All process validation elements come into play during product/technology transfer validation as discussed in the previous gates, but now it is time for continued process verification. The verification needs to continue to demonstrate a state of control (PPK value for CPP processes >1) of the process and finished product in relation to the patient. A concept of tracking trend results and utilizing data from previous batches is a great way to demonstrate that the finished product has not changed although process adjustments or site change did occur. The concept is reasonable but reality has several factors that may transfer cause trends to go in a different direction than expected. Analytical variance, process variance (both inherent and over time) as well as stability effects will send mixed signals unless a solid decision making foundation has been defined.
The decision on when to commercialize must be based on sound scientific fact. Obtaining the correct data at the correct time to make those decisions should have been planned in Gate 3 and need to be followed during validation. Many teams looking for financial reward may commit to commercialization before all the required information has been documented before adding the product to the Pharmaceutical Supply Chain.
The plan for continued process verification requires defined control strategy for each of the critical process parameters that ensure that the process continues to produce products in a controlled state. The use of 3 sigma limits and confidence intervals shows what is a normal process and what will need management review.

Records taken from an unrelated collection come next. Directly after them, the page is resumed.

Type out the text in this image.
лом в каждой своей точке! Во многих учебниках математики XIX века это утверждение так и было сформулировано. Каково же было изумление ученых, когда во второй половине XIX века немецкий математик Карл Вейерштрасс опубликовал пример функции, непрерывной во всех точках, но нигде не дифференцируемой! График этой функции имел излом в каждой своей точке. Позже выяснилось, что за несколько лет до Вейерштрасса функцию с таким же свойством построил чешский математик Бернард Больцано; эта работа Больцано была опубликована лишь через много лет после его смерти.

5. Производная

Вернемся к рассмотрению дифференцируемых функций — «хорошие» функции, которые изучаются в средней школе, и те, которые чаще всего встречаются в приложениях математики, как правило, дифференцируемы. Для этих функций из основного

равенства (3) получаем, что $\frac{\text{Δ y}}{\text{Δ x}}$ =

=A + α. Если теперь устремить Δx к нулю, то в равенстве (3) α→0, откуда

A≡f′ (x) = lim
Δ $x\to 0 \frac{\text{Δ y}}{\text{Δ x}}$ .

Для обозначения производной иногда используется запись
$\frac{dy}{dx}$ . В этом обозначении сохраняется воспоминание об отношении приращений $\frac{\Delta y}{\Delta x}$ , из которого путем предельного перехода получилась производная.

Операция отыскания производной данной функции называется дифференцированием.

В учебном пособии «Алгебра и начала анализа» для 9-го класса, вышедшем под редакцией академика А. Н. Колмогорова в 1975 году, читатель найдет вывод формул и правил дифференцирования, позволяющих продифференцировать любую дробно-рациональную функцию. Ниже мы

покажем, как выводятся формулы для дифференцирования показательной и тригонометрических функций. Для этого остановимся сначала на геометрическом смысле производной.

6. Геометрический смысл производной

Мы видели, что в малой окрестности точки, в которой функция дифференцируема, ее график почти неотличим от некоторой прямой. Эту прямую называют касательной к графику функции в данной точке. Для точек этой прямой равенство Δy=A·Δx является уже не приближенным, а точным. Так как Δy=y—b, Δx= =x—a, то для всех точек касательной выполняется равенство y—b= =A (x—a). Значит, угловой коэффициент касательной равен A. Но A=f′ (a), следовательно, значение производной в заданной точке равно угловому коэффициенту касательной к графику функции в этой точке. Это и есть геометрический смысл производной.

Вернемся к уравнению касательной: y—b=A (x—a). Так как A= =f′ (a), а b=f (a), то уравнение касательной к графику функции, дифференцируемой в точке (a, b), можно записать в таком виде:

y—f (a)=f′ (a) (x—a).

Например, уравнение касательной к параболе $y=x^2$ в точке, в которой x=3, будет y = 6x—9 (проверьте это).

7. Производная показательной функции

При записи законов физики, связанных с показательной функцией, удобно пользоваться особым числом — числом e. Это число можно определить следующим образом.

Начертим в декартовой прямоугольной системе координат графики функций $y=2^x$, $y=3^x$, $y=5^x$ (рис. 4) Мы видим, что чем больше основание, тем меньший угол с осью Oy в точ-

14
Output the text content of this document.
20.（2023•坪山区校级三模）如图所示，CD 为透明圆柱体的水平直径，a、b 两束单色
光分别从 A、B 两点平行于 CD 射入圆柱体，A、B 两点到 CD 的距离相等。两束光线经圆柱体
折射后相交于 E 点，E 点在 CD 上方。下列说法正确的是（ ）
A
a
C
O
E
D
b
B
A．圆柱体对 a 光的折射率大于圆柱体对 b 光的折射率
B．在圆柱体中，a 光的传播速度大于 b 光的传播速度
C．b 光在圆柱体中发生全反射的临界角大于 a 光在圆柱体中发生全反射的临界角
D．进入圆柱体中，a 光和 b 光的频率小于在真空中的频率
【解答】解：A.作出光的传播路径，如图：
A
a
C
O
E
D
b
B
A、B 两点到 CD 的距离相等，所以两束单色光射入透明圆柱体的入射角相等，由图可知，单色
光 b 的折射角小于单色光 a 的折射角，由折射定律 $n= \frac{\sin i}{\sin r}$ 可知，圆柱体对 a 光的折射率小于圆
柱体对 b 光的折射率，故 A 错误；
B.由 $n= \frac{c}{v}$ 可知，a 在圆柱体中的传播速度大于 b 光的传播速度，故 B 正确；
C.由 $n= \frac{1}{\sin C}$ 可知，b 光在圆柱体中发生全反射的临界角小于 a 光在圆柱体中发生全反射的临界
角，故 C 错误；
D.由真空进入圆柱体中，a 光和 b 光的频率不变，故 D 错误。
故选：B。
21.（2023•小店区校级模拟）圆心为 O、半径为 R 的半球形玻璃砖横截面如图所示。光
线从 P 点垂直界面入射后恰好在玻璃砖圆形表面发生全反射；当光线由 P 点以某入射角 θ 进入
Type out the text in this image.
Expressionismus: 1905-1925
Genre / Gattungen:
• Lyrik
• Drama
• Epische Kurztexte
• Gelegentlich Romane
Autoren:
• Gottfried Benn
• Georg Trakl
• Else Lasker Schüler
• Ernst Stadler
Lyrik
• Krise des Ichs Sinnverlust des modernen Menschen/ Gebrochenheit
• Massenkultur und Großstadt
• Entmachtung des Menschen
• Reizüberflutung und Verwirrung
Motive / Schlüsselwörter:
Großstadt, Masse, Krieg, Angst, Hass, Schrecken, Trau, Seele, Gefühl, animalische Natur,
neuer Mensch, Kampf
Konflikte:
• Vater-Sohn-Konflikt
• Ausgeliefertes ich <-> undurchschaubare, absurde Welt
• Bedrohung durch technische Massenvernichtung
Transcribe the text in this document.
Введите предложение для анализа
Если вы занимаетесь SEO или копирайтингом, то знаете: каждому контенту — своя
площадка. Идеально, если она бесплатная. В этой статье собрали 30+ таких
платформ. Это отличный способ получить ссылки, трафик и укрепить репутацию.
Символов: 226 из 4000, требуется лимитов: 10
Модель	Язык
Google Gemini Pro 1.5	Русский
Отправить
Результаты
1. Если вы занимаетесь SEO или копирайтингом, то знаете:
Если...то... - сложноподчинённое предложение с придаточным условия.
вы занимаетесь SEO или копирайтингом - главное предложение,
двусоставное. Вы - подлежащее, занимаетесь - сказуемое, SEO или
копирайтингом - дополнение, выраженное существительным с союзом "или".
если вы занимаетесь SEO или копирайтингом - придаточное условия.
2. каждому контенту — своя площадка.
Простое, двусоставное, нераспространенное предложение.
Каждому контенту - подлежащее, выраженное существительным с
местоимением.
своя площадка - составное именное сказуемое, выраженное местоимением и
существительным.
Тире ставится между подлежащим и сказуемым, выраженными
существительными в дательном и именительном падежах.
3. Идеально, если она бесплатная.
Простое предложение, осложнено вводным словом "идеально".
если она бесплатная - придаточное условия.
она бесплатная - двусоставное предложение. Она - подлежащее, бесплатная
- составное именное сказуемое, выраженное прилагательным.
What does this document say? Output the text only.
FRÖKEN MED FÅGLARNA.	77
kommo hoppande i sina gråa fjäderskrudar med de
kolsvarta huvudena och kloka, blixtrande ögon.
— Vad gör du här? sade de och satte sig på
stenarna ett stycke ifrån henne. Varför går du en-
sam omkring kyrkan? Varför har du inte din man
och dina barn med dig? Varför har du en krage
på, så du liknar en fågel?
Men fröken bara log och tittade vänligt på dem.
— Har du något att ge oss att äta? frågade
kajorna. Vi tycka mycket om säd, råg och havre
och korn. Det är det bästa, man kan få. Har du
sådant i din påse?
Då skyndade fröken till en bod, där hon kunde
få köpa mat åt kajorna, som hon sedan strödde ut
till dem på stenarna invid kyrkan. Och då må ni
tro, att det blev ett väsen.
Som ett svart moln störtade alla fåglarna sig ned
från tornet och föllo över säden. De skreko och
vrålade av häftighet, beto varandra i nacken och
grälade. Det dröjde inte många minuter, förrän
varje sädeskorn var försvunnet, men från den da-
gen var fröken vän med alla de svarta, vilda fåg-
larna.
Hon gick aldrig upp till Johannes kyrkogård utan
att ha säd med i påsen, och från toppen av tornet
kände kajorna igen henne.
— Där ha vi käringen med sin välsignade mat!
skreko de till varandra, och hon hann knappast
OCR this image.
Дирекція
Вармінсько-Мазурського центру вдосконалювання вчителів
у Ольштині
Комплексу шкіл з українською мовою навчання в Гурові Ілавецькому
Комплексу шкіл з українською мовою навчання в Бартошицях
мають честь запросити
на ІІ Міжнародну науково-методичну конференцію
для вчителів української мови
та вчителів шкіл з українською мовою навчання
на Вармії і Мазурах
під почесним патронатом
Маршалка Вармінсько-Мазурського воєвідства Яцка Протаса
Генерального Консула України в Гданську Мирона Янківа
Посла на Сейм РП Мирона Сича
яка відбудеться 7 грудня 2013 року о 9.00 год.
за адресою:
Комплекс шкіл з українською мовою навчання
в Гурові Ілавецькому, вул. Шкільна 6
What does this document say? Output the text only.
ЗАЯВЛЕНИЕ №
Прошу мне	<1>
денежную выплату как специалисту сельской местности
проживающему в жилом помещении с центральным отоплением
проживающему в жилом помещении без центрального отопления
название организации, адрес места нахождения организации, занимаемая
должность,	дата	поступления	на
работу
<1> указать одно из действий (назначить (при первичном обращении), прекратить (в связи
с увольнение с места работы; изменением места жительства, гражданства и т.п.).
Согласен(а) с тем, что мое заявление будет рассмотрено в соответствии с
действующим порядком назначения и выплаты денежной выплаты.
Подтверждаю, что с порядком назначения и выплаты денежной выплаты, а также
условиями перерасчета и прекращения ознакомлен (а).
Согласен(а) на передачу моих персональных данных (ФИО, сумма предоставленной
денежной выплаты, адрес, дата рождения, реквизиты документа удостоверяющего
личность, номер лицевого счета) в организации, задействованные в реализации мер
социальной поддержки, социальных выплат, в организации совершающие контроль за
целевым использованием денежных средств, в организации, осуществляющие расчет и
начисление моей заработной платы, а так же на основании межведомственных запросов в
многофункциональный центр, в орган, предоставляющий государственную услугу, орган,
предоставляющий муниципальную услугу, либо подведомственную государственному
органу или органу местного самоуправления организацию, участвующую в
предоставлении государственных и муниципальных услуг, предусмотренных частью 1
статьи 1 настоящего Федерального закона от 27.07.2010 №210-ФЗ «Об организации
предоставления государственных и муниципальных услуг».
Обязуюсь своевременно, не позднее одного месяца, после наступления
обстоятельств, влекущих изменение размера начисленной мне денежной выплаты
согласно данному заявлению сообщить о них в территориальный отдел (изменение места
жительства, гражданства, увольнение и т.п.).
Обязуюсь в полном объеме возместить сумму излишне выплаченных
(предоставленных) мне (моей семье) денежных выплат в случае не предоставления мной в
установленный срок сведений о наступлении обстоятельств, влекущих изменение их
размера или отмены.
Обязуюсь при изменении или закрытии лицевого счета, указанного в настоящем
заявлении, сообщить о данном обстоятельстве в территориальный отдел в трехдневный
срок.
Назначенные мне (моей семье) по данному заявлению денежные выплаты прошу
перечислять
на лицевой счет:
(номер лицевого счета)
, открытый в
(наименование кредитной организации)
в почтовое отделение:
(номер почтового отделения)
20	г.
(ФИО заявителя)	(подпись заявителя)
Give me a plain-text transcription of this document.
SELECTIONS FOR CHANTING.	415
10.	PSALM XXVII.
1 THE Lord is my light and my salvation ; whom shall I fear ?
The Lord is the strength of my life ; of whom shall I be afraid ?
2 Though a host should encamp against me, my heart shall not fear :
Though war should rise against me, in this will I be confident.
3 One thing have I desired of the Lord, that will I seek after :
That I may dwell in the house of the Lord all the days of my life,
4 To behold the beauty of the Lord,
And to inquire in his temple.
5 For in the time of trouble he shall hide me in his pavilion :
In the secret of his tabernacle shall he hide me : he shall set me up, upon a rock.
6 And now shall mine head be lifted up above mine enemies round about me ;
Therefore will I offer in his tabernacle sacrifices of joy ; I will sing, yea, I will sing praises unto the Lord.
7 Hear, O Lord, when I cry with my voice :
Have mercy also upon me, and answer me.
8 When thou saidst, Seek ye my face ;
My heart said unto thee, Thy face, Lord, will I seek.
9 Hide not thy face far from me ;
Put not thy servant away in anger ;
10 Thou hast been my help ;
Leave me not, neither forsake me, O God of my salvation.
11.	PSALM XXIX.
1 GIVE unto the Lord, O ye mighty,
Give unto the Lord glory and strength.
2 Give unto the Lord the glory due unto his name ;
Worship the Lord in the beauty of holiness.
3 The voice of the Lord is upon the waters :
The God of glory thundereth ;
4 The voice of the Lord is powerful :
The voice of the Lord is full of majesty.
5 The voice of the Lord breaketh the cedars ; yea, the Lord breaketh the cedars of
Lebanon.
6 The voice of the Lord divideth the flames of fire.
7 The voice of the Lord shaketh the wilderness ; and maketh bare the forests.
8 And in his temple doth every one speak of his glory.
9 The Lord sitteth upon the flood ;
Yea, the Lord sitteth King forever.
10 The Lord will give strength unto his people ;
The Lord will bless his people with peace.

Validation stability data can hang over the transfer like a dagger. There is nothing worse than seeing results trend lower and lower each month and wondering if the results will meet 24/36 month shelf life data. Often when we believe we know everything about a product, we learn something new. The stability protocol should include standards for judging trends and potential corrective actions.
Finally, lessons learned from the production transfer need to be documented along with the validation report to allow improvement in future product/technology transfers.